I spied this beautiful swallowtail butterfly from the bathroom window. One nice thing about living in the country is being able to run out and snap a photo--in one's night gown. Hey, butterflies don't hang around while we dress. Isn't she beautiful? I 'd say it had just emerged from its metamorphosis because it was perfectly beautiful.



While mom was taking a riding lesson, the girls and I made dolls. They got a bit carried away the tooth picks--making arms for their dolls. Ellie is nearly 5, has a year of pre-school behind her, and she gets the idea of a craft project. 

Lucy soon to be 3 had fun too.

Elie is quite creative as she stacked too blossoms together to create a tiered gown. It really was very beautiful

The little flower dolls are very easy to make. I hold them together with tooth picks and tiny seamstress pins to keep flower hats in place. For younger children, adults need to supervise. But what fun to head to the garden to pick a few little flowers and have fun creating pretty little dolls. I will be trying to dry the dolls after the reunion using silica gel. More later on hollyhock dolls. Why don't your try and share your results?

I did have time to make it to the garden, camera in hand:


The knophia (aka Red Hot Poker) were amazing this year. I moved one clump from the old house and separated it into three clumps. They have done quite well. They really are stunning flowers, but they just don't last very long.

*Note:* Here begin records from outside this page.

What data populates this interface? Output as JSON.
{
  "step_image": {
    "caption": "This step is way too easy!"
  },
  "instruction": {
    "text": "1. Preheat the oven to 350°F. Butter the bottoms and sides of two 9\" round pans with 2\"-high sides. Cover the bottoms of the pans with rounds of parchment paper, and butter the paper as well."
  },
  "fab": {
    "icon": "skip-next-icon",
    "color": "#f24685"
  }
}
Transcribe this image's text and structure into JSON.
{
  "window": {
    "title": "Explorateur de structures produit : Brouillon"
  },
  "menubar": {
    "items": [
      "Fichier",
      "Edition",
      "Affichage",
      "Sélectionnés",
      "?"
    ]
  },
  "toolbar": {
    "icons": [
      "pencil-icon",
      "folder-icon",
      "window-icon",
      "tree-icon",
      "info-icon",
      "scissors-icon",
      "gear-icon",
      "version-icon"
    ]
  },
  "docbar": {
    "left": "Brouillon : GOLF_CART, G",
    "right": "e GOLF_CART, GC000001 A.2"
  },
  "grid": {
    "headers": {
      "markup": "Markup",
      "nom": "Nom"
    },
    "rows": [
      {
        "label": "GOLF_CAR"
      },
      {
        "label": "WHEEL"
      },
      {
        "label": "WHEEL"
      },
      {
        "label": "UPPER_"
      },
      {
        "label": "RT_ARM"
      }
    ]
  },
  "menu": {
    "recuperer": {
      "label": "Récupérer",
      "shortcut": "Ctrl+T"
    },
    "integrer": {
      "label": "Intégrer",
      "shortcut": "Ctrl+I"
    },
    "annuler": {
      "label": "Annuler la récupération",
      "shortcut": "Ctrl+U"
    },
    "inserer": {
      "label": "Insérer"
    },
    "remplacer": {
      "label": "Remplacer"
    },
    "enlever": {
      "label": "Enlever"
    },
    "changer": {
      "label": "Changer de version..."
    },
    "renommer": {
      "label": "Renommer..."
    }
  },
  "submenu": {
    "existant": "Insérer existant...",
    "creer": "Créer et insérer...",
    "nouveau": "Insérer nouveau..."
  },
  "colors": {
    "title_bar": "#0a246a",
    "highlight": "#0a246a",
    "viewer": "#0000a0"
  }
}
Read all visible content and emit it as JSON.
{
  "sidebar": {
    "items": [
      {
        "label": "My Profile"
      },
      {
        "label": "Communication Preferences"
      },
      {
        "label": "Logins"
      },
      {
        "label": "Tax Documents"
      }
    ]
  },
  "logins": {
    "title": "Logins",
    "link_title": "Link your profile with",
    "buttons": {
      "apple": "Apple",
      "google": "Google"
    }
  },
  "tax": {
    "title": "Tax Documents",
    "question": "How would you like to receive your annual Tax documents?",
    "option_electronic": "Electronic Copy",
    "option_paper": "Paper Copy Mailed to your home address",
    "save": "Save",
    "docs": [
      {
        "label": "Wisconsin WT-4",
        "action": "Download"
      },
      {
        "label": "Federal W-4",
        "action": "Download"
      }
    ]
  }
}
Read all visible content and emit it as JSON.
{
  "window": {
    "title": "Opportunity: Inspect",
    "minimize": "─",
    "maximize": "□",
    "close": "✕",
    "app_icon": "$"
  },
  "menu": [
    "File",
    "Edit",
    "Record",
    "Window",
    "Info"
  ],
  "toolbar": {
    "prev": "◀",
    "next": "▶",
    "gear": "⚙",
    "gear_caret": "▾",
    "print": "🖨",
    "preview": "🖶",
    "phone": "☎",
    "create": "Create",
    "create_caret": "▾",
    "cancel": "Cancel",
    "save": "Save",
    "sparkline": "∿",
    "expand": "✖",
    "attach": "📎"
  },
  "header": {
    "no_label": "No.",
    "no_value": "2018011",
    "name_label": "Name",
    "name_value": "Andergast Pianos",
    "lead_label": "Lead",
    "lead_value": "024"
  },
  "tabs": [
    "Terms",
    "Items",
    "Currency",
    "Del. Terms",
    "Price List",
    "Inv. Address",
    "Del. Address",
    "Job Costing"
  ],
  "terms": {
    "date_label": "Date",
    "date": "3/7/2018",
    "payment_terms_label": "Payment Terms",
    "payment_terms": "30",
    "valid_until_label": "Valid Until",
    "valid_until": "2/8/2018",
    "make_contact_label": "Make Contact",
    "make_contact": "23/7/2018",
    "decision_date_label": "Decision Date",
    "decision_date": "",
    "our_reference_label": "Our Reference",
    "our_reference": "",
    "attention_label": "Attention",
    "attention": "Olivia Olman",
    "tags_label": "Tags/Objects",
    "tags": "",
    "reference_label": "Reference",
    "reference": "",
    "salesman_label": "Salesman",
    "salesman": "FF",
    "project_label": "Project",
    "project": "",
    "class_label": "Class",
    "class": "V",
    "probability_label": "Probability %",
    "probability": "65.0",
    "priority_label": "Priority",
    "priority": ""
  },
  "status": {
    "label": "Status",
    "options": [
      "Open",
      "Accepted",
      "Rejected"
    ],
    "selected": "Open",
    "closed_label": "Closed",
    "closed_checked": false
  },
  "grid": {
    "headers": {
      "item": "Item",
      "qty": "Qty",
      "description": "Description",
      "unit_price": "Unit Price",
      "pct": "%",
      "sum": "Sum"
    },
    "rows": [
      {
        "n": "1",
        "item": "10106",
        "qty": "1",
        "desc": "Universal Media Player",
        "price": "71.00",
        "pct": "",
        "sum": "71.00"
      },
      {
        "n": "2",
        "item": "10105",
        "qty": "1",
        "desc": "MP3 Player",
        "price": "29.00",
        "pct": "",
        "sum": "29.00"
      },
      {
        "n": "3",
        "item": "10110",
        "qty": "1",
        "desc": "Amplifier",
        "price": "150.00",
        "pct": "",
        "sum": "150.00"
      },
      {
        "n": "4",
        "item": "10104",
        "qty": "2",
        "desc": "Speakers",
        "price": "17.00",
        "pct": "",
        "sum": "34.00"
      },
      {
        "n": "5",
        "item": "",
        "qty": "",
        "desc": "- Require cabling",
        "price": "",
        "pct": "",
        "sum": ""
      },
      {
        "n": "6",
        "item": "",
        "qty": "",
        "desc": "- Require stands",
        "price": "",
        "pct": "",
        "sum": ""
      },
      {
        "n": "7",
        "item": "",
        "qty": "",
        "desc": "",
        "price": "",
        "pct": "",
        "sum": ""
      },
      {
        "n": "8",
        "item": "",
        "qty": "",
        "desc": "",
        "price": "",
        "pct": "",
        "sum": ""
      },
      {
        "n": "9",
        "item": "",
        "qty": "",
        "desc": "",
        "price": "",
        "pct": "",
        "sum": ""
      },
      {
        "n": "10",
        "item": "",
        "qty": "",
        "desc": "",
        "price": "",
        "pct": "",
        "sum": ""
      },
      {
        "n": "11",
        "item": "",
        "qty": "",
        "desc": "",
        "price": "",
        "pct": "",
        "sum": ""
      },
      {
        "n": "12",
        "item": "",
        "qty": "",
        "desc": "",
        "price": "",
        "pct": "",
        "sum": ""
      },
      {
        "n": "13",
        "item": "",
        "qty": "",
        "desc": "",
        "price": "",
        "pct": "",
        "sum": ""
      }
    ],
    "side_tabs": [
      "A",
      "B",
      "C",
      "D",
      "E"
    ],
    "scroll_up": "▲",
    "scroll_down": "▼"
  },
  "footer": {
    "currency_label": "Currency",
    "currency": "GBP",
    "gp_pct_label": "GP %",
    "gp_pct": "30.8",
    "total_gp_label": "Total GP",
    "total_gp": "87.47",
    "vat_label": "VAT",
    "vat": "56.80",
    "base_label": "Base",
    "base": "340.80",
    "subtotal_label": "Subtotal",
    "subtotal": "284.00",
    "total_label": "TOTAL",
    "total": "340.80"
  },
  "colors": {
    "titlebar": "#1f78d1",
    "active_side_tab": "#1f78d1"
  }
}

As soon as they begin to bloom, their skirts fade rapidly from the bottom up.



Lady Bugs!



New this year Manarda. I love this color. There will be more photos of this beauty. It is quickly become a fav, running a close second behind my various cone flowers.


Finally, a huge head of broccoli. I have never grown such a huge head. We only planted three broccoli plants and they have done so well, but not enough to freeze for the winter.

Well, that is the end of this week. A really busy one ahead. I am excited to welcome cousins whom I have not seen in a very long time. You all have a fabulous week end.